One example used in the report is that of postproduction in film and TV, where AI can accomplish rotoscoping or wire removal but struggles with creative tasks. Moreover, checking AI outputs is creating additional work for humans. One VFX company owner quoted in the report describes the use of AI on a major television production as “They have 15 artists that are sitting at workstations fixing the AI… When you multiply the rate of the artists by 15 and put that against the cost of the work you’re doing, it negates any savings that AI is giving you.”

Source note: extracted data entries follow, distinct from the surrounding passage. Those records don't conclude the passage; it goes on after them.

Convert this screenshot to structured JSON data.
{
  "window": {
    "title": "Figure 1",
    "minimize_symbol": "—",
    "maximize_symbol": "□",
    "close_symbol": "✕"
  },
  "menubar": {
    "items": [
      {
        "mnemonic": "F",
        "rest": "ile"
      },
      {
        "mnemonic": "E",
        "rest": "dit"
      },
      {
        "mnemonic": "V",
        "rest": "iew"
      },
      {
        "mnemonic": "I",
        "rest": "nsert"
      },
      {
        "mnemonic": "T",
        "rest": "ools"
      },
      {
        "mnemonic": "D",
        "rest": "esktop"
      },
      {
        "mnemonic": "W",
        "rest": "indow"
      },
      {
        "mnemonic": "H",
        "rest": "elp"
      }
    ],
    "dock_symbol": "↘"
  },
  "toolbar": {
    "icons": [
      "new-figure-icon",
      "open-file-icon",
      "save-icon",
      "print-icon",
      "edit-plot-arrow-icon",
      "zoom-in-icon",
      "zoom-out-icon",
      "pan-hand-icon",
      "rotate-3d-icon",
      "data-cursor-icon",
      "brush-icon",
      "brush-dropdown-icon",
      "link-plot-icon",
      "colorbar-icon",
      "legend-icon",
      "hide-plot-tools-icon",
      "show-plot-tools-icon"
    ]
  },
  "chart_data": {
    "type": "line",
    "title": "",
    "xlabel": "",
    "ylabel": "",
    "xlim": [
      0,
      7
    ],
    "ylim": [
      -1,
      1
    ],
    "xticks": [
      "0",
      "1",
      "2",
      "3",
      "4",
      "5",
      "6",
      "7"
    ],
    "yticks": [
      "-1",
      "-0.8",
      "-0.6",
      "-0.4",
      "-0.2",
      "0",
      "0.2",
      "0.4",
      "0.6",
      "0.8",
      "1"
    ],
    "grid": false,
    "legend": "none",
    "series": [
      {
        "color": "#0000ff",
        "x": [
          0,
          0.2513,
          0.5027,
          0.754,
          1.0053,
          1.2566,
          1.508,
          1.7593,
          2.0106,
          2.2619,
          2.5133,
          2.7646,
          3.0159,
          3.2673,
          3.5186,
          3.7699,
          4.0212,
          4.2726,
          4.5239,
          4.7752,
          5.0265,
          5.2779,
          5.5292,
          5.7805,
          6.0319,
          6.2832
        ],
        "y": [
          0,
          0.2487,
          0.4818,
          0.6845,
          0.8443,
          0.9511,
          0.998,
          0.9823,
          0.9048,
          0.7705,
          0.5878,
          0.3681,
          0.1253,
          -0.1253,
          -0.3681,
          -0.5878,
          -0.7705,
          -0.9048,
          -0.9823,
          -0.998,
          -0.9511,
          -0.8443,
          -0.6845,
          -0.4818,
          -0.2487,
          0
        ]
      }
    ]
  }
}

The report also argues that creative workers have significant agency in determining how much generative AI is used in their fields. While they might follow guidance or rules set by supervisors, the workers are usually the ones using the AI directly. “A worker who believes in the technology will iterate patiently; a skeptical one may conclude that AI is not yet able to perform a particular task. Both views were present among interviewees,” the authors write. The authors find that many workers were concerned about the ethics of using AI, while some even hid their use of AI, fearing it might brand them as expendable.
While the research finds that AI is not displacing creative economy workers in the state, it argues that the technology is already changing the nature of creative work. Interviewees said the tech was raising productivity expectations, that managers were investing in AI tools rather than human collaborators and that they were facing pressure to produce lower-quality work.
One motion creative director quoted in the report recalls one illustrative moment they experienced at work: “The creative director said, ‘At a certain point, you just have to say it’s good enough,’ which I think is the biggest danger of AI. We lower our standards.”
The authors recommend that creative organizations respond to this rank-and-file skepticism and uncertainty around AI by not rushing the implementation of AI tools and by fighting the stigma that their staffers have when it comes to using the technology by implementing policies such as firing freezes. The authors explain, “Workers who know they will not be adopting themselves out of a job will experiment more openly, share insights more freely, and invest genuine effort into making AI tools work.”
In other words, says Adler, ”There’s pretty good evidence that we’re uncovering that AI adoption would be a lot faster, a lot deeper if creative workers had more trust in it.”